Avoir goût à /avoir un goût de
J'ai subi de longues moqueries car je dis "ça a goût à fraise" au lieu de "ça a un goût de fraise". Est ce qu'il y a un débat là dessus ou pas du tout ?
*regard plein d'espoir*
@vieveca est-ce que ça peut être dû à un contact avec une autre langue, ou pas vraiment ?
Je ne connais pas la réponse, je peux booster?
@MarCandea tout dépend de ce qu'on appelle une autre langue 😅
Disons que c'est très courant dans les villages de la plaine côtière de l'Hérault et du Gard. En effet les patois locaux y sont restés vivaces jusqu'aux années 80-90
Oui bien sûr pour le repouet !
@vieveca ah ok, ça a l'air d'être tout simplement une variante régionale courante et admise, je trouve par exemple cette occurence dans un journal du club montpelliérain de scrabble de juin 1986:
https://www.montpellier-scrabble.org/download/MotsDeTete/MotsDeT%C3%AAte_013_1986_06.pdf
Il faudrait voir depuis quand elle est attestée et dans quels types de textes, mais il n'y a clairement aucune raison de moquerie. Le sens est très clair. Ya espoir😊

@vieveca @MarCandea
Vraie question : qu'est ce qui fait la différence entre patois, dialecte et langue ?
Je suppose qu'il doit exister un continuum plus ou moins irrégulier mais peut-on trouver des ruptures franches pour donner de vraies définitions pas trop arbitraires ?

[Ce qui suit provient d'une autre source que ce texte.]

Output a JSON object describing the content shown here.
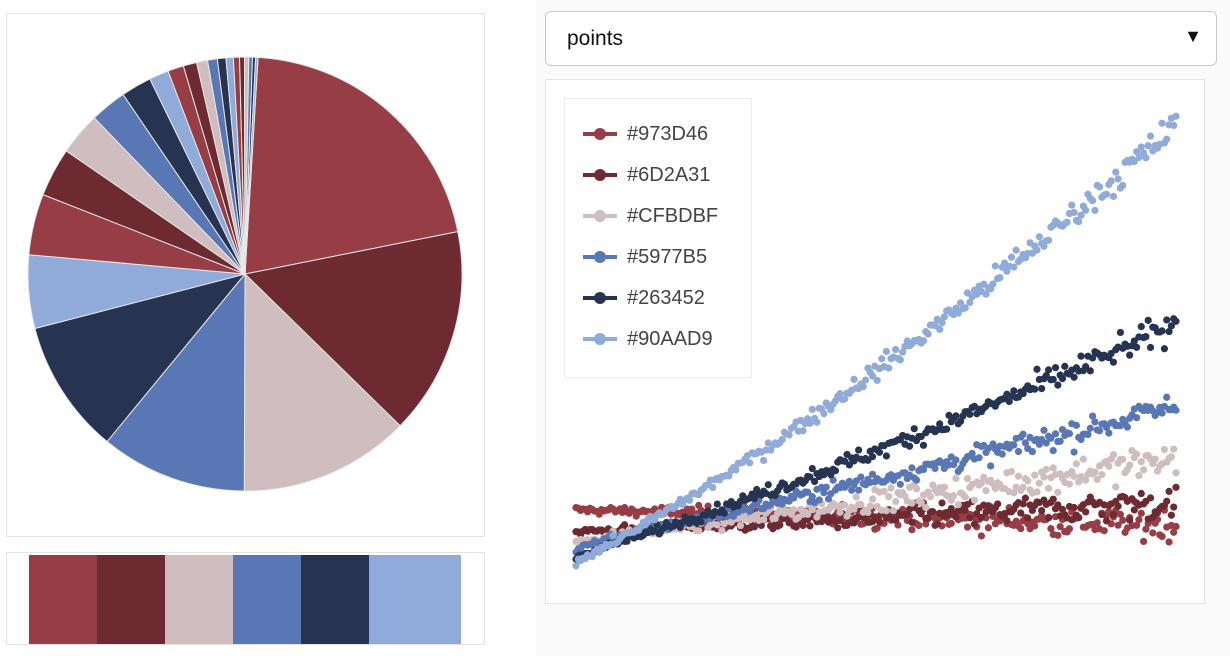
{
  "colors": [
    "#973D46",
    "#6D2A31",
    "#CFBDBF",
    "#5977B5",
    "#263452",
    "#90AAD9"
  ],
  "dropdown": {
    "selected": "points",
    "arrow_icon": "caret-down-icon"
  },
  "pie": {
    "slice_outline": "#e8e8e8"
  },
  "palette_strip": {
    "colors": [
      "#973D46",
      "#6D2A31",
      "#CFBDBF",
      "#5977B5",
      "#263452",
      "#90AAD9"
    ]
  },
  "chart_data": [
    {
      "type": "pie",
      "title": "",
      "values": [
        23,
        17,
        14,
        12,
        11,
        6,
        5,
        4,
        3.5,
        3,
        2.5,
        1.6,
        1.3,
        1.1,
        0.9,
        0.8,
        0.7,
        0.6,
        0.5,
        0.4,
        0.35,
        0.3,
        0.25,
        0.2
      ],
      "colors": [
        "#973D46",
        "#6D2A31",
        "#CFBDBF",
        "#5977B5",
        "#263452",
        "#90AAD9",
        "#973D46",
        "#6D2A31",
        "#CFBDBF",
        "#5977B5",
        "#263452",
        "#90AAD9",
        "#973D46",
        "#6D2A31",
        "#CFBDBF",
        "#5977B5",
        "#263452",
        "#90AAD9",
        "#973D46",
        "#6D2A31",
        "#CFBDBF",
        "#5977B5",
        "#263452",
        "#90AAD9"
      ]
    },
    {
      "type": "scatter",
      "title": "",
      "xlabel": "",
      "ylabel": "",
      "xlim": [
        0,
        100
      ],
      "ylim": [
        -5,
        125
      ],
      "grid": false,
      "legend_position": "top-left",
      "series": [
        {
          "name": "#973D46",
          "color": "#973D46",
          "start": 14,
          "end": 10,
          "shape": 1.0,
          "noise": 2.6
        },
        {
          "name": "#6D2A31",
          "color": "#6D2A31",
          "start": 8,
          "end": 16,
          "shape": 0.8,
          "noise": 2.6
        },
        {
          "name": "#CFBDBF",
          "color": "#CFBDBF",
          "start": 5,
          "end": 28,
          "shape": 0.7,
          "noise": 2.8
        },
        {
          "name": "#5977B5",
          "color": "#5977B5",
          "start": 3,
          "end": 42,
          "shape": 0.7,
          "noise": 2.2
        },
        {
          "name": "#263452",
          "color": "#263452",
          "start": 1,
          "end": 64,
          "shape": 0.85,
          "noise": 2.2
        },
        {
          "name": "#90AAD9",
          "color": "#90AAD9",
          "start": 0,
          "end": 118,
          "shape": 0.95,
          "noise": 2.4
        }
      ],
      "points_per_series": 260
    }
  ]
}
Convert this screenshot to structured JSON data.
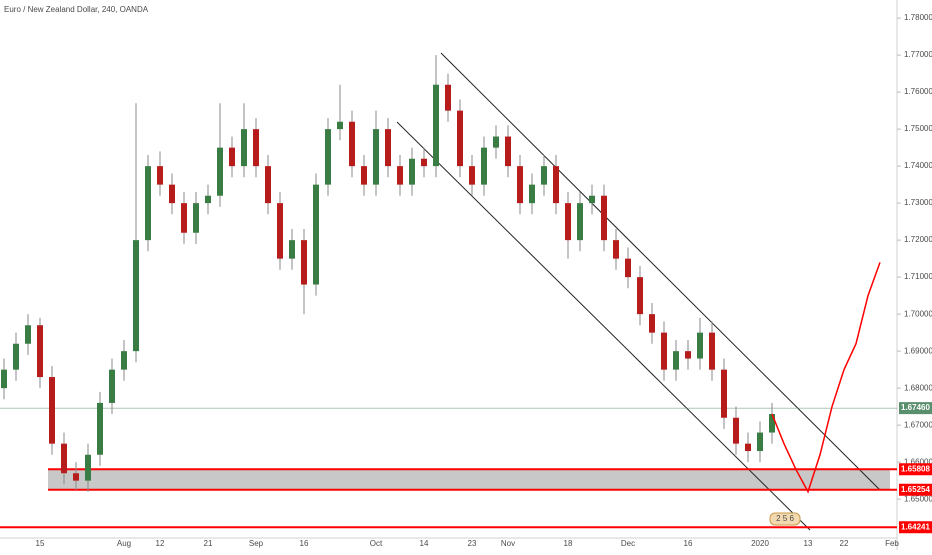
{
  "chart_data": {
    "type": "candlestick",
    "title": "Euro / New Zealand Dollar, 240, OANDA",
    "categories": [
      null,
      null,
      null,
      "15",
      null,
      null,
      null,
      null,
      null,
      null,
      "Aug",
      null,
      null,
      "12",
      null,
      null,
      null,
      "21",
      null,
      null,
      null,
      "Sep",
      null,
      null,
      null,
      "16",
      null,
      null,
      null,
      null,
      null,
      "Oct",
      null,
      null,
      null,
      "14",
      null,
      null,
      null,
      "23",
      null,
      null,
      "Nov",
      null,
      null,
      null,
      null,
      "18",
      null,
      null,
      null,
      null,
      "Dec",
      null,
      null,
      null,
      null,
      "16",
      null,
      null,
      null,
      null,
      null,
      "2020",
      null,
      null,
      null,
      "13",
      null,
      null,
      "22",
      null,
      null,
      null,
      "Feb"
    ],
    "open": [
      1.68,
      1.685,
      1.692,
      1.697,
      1.683,
      1.665,
      1.657,
      1.655,
      1.662,
      1.676,
      1.685,
      1.69,
      1.72,
      1.74,
      1.735,
      1.73,
      1.722,
      1.73,
      1.732,
      1.745,
      1.74,
      1.75,
      1.74,
      1.73,
      1.715,
      1.72,
      1.708,
      1.735,
      1.75,
      1.752,
      1.74,
      1.735,
      1.75,
      1.74,
      1.735,
      1.742,
      1.74,
      1.762,
      1.755,
      1.74,
      1.735,
      1.745,
      1.748,
      1.74,
      1.73,
      1.735,
      1.74,
      1.73,
      1.72,
      1.73,
      1.732,
      1.72,
      1.715,
      1.71,
      1.7,
      1.695,
      1.685,
      1.69,
      1.688,
      1.695,
      1.685,
      1.672,
      1.665,
      1.663,
      1.668,
      null,
      null,
      null,
      null,
      null,
      null,
      null,
      null,
      null,
      null
    ],
    "high": [
      1.688,
      1.695,
      1.7,
      1.699,
      1.686,
      1.668,
      1.66,
      1.665,
      1.679,
      1.688,
      1.693,
      1.757,
      1.743,
      1.744,
      1.738,
      1.733,
      1.733,
      1.735,
      1.757,
      1.748,
      1.757,
      1.753,
      1.743,
      1.733,
      1.723,
      1.723,
      1.738,
      1.753,
      1.762,
      1.755,
      1.743,
      1.755,
      1.753,
      1.743,
      1.745,
      1.745,
      1.77,
      1.765,
      1.758,
      1.743,
      1.748,
      1.751,
      1.751,
      1.743,
      1.738,
      1.743,
      1.743,
      1.733,
      1.733,
      1.735,
      1.735,
      1.723,
      1.718,
      1.713,
      1.703,
      1.698,
      1.693,
      1.693,
      1.699,
      1.698,
      1.688,
      1.675,
      1.668,
      1.671,
      1.676,
      null,
      null,
      null,
      null,
      null,
      null,
      null,
      null,
      null,
      null
    ],
    "low": [
      1.677,
      1.682,
      1.689,
      1.68,
      1.662,
      1.654,
      1.6525,
      1.652,
      1.659,
      1.673,
      1.682,
      1.687,
      1.717,
      1.732,
      1.727,
      1.719,
      1.719,
      1.727,
      1.729,
      1.737,
      1.737,
      1.737,
      1.727,
      1.712,
      1.712,
      1.7,
      1.705,
      1.732,
      1.747,
      1.737,
      1.732,
      1.732,
      1.737,
      1.732,
      1.732,
      1.737,
      1.737,
      1.752,
      1.737,
      1.732,
      1.732,
      1.742,
      1.737,
      1.727,
      1.727,
      1.732,
      1.727,
      1.715,
      1.717,
      1.727,
      1.717,
      1.712,
      1.707,
      1.697,
      1.692,
      1.682,
      1.682,
      1.685,
      1.685,
      1.682,
      1.669,
      1.662,
      1.66,
      1.66,
      1.665,
      null,
      null,
      null,
      null,
      null,
      null,
      null,
      null,
      null,
      null
    ],
    "close": [
      1.685,
      1.692,
      1.697,
      1.683,
      1.665,
      1.657,
      1.655,
      1.662,
      1.676,
      1.685,
      1.69,
      1.72,
      1.74,
      1.735,
      1.73,
      1.722,
      1.73,
      1.732,
      1.745,
      1.74,
      1.75,
      1.74,
      1.73,
      1.715,
      1.72,
      1.708,
      1.735,
      1.75,
      1.752,
      1.74,
      1.735,
      1.75,
      1.74,
      1.735,
      1.742,
      1.74,
      1.762,
      1.755,
      1.74,
      1.735,
      1.745,
      1.748,
      1.74,
      1.73,
      1.735,
      1.74,
      1.73,
      1.72,
      1.73,
      1.732,
      1.72,
      1.715,
      1.71,
      1.7,
      1.695,
      1.685,
      1.69,
      1.688,
      1.695,
      1.685,
      1.672,
      1.665,
      1.663,
      1.668,
      1.673,
      null,
      null,
      null,
      null,
      null,
      null,
      null,
      null,
      null,
      null
    ],
    "up_color": "#3a7d44",
    "down_color": "#b71c1c",
    "projection": {
      "color": "#ff0000",
      "values": [
        null,
        null,
        null,
        null,
        null,
        null,
        null,
        null,
        null,
        null,
        null,
        null,
        null,
        null,
        null,
        null,
        null,
        null,
        null,
        null,
        null,
        null,
        null,
        null,
        null,
        null,
        null,
        null,
        null,
        null,
        null,
        null,
        null,
        null,
        null,
        null,
        null,
        null,
        null,
        null,
        null,
        null,
        null,
        null,
        null,
        null,
        null,
        null,
        null,
        null,
        null,
        null,
        null,
        null,
        null,
        null,
        null,
        null,
        null,
        null,
        null,
        null,
        null,
        null,
        1.673,
        1.665,
        1.658,
        1.652,
        1.662,
        1.675,
        1.685,
        1.692,
        1.705,
        1.714,
        null
      ]
    },
    "levels": [
      {
        "value": 1.6746,
        "label": "1.67460",
        "color": "#5a8f6e"
      },
      {
        "value": 1.65808,
        "label": "1.65808",
        "color": "#ff0000"
      },
      {
        "value": 1.65254,
        "label": "1.65254",
        "color": "#ff0000"
      },
      {
        "value": 1.64241,
        "label": "1.64241",
        "color": "#ff0000"
      }
    ],
    "badge": "2 5 6",
    "ylim": [
      1.6395,
      1.7849
    ],
    "yticks": [
      {
        "value": 1.65,
        "label": "1.65000"
      },
      {
        "value": 1.66,
        "label": "1.66000"
      },
      {
        "value": 1.67,
        "label": "1.67000"
      },
      {
        "value": 1.68,
        "label": "1.68000"
      },
      {
        "value": 1.69,
        "label": "1.69000"
      },
      {
        "value": 1.7,
        "label": "1.70000"
      },
      {
        "value": 1.71,
        "label": "1.71000"
      },
      {
        "value": 1.72,
        "label": "1.72000"
      },
      {
        "value": 1.73,
        "label": "1.73000"
      },
      {
        "value": 1.74,
        "label": "1.74000"
      },
      {
        "value": 1.75,
        "label": "1.75000"
      },
      {
        "value": 1.76,
        "label": "1.76000"
      },
      {
        "value": 1.77,
        "label": "1.77000"
      },
      {
        "value": 1.78,
        "label": "1.78000"
      }
    ]
  }
}
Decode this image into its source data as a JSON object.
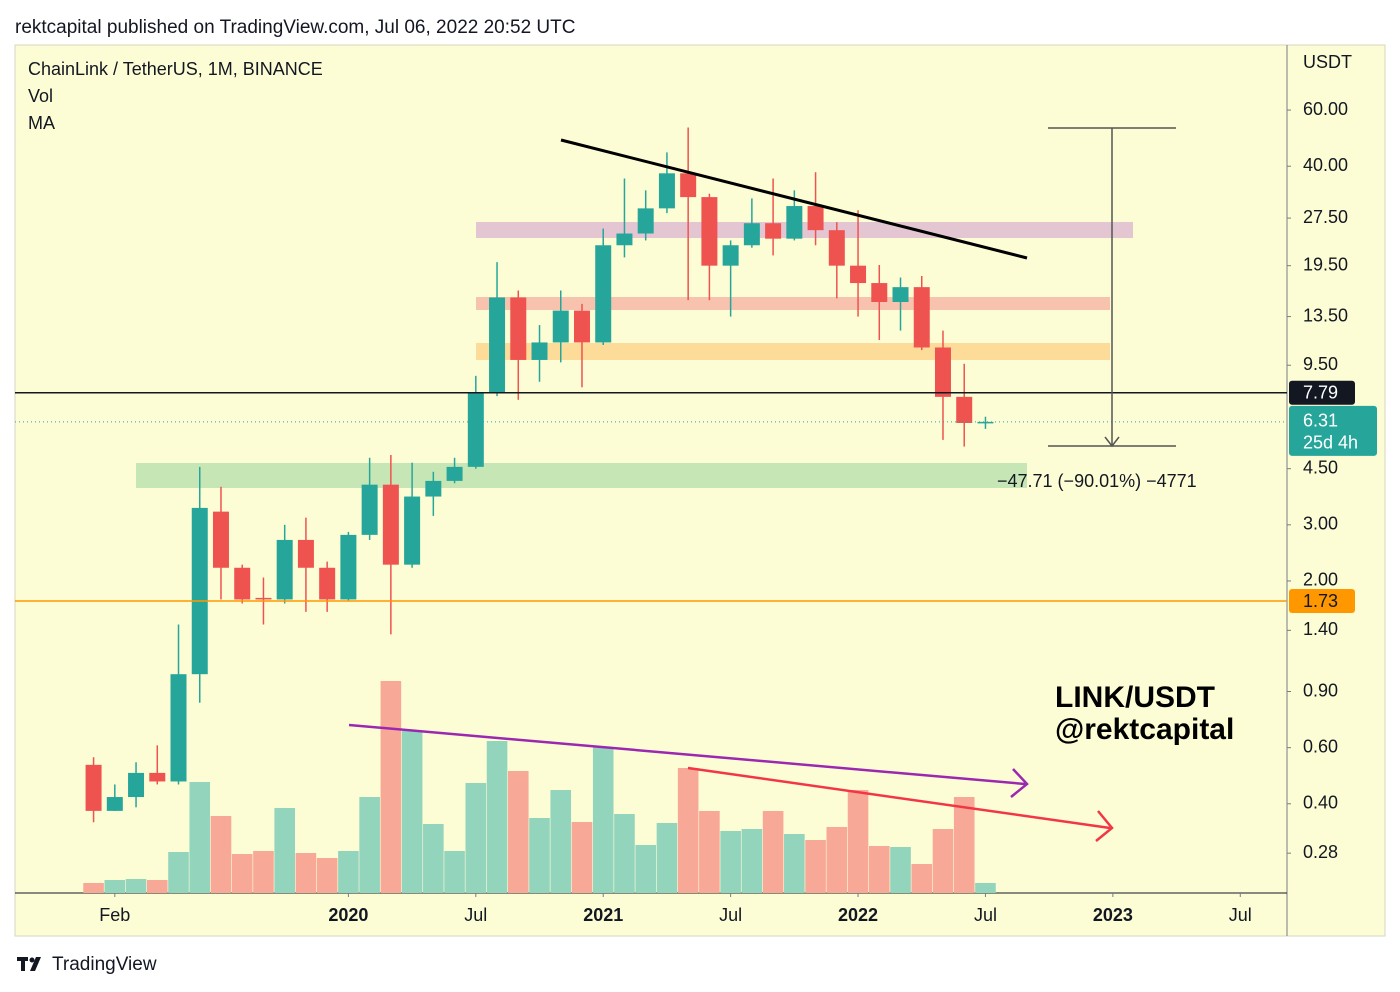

@westphalchristian @vieveca Ya pas de différence linguistique opérationnelle entre langue, dialecte, patois; la différence décisive est politique et ça peut parfois changer quasiment du jour au lendemain.
Un bon résumé ici :
https://shs.cairn.info/revue-langage-et-societe-2021-HS1-page-189?lang=fr
___L’adage dit : « Une langue est un dialecte avec une armée et une marine » ou « un dialecte qui a réussi. » Attribuer ou non un nom à une langue est le privilège du pouvoir politique et d’une position de dominant, qui peut faire advenir un idiome ou lui nier toute existence___ etc, ce texte est une synthèse de quelques pages.
Dans le même dictionnaire encyclopédique ya aussi les entrées dialecte et patois.